I'm sure by now you've all heard the tragic news of the bombings that occurred at the finish line of the Boston Marathon today.
Events like this for some reason stick with me. I can't turn off the news and I can't stop thinking about it. It's not that it makes me fearful of things that could happen to me, it's more that I can't shake the sadness for those affected but these terrible acts.
Another thing, and I know I will be in the minority in this but for some reason, along with the victims, I have this strange not really compassion but some feeling I can't fully name for the people who commit these horrible crimes. I always seem to find myself thinking what happened in this persons life that led them to this point. At one point they were an innocent child much like my Maddox and Addison. Then something happened. They experienced something tragic themselves, they have some untreated mental illness, they let the Evil One take over...the list goes on and on. It's heartbreaking to see all of the pain and hurt caused by these people who have somewhere on their journey taken the turn that lead them down the roads that end in these horrific events.
Our world is filled with so much darkness and despair and I hate it. I hate that innocent men, women and children are killed daily worldwide because of senseless violence. I hate that our world, God's creation that he said was good, is so war torn. I hate that Satan has so much control over so many people. I hate that violence is the norm my children will grow up in. I hate that people think guns and more war and violence is the answer. I hate that that all of this stuff exists for me to hate. It all just makes my heart ache.
As Christians, we know how this will all turn out in the end. We know who wins but that doesn't make any event like this easy to deal with. It still hurts and its still unbelievable when these horrendous things occur.

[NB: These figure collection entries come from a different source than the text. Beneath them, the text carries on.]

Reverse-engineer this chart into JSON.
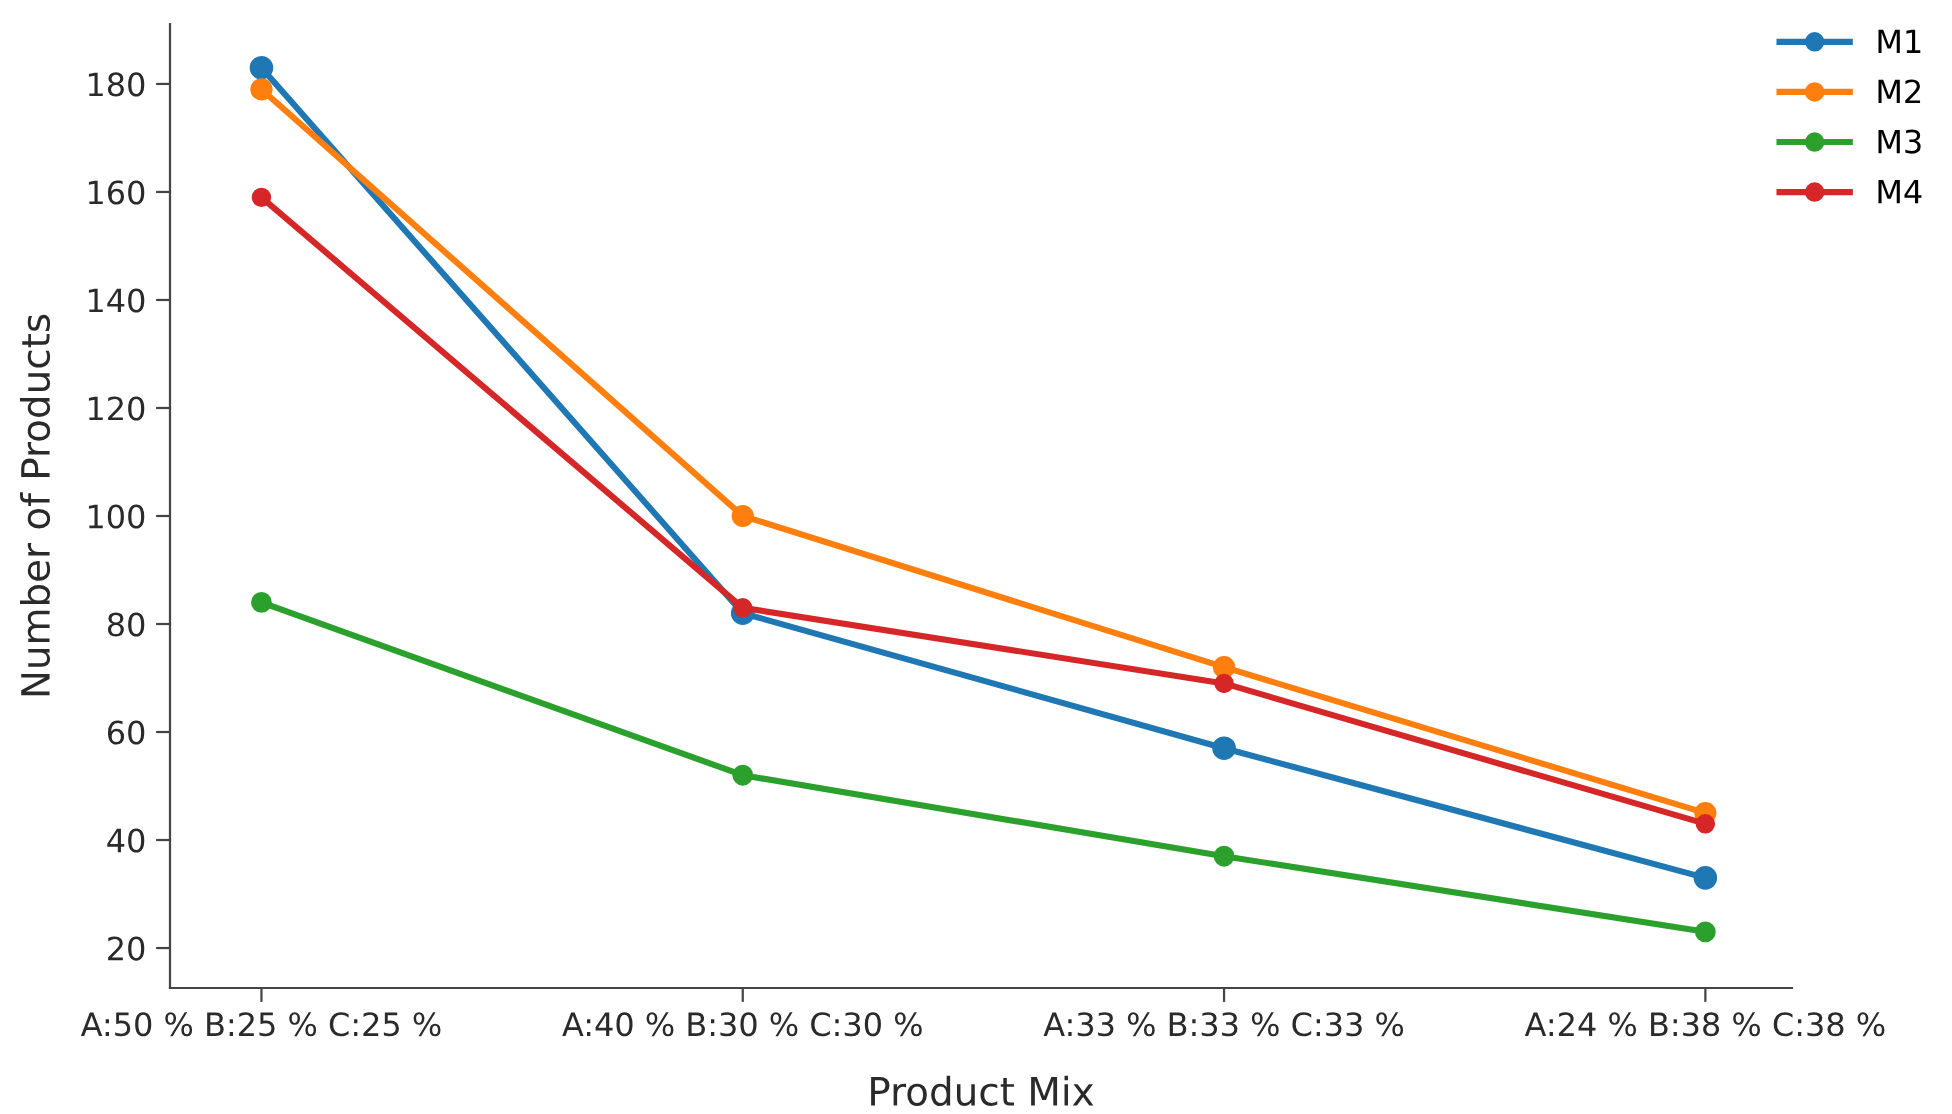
{
  "chart_data": {
    "type": "line",
    "xlabel": "Product Mix",
    "ylabel": "Number of Products",
    "categories": [
      "A:50 % B:25 % C:25 %",
      "A:40 % B:30 % C:30 %",
      "A:33 % B:33 % C:33 %",
      "A:24 % B:38 % C:38 %"
    ],
    "series": [
      {
        "name": "M1",
        "color": "#1f77b4",
        "values": [
          183,
          82,
          57,
          33
        ]
      },
      {
        "name": "M2",
        "color": "#ff7f0e",
        "values": [
          179,
          100,
          72,
          45
        ]
      },
      {
        "name": "M3",
        "color": "#2ca02c",
        "values": [
          84,
          52,
          37,
          23
        ]
      },
      {
        "name": "M4",
        "color": "#d62728",
        "values": [
          159,
          83,
          69,
          43
        ]
      }
    ],
    "ylim": [
      12.6,
      191.1
    ],
    "yticks": [
      20,
      40,
      60,
      80,
      100,
      120,
      140,
      160,
      180
    ],
    "grid": false,
    "legend": "top right",
    "marker": "circle",
    "line_style": "solid"
  }
}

Just like when any other tragedy like this happens my prayers are with all of those involved. I pray God will bring a peace that surpasses all understanding. I pray He will bring healing both physical, emotional and spiritual. And I pray, as naive and cliche as it sounds, that God will bring physical peace to this violent world we live in. I long for the day when there will be no more violence, no more gun, no more hate, no more killing, and no more evil!! Lord come quickly!!
1 comment:
Thanks for sharing your thoughts Holly! I am with you, Lord Come Quickly!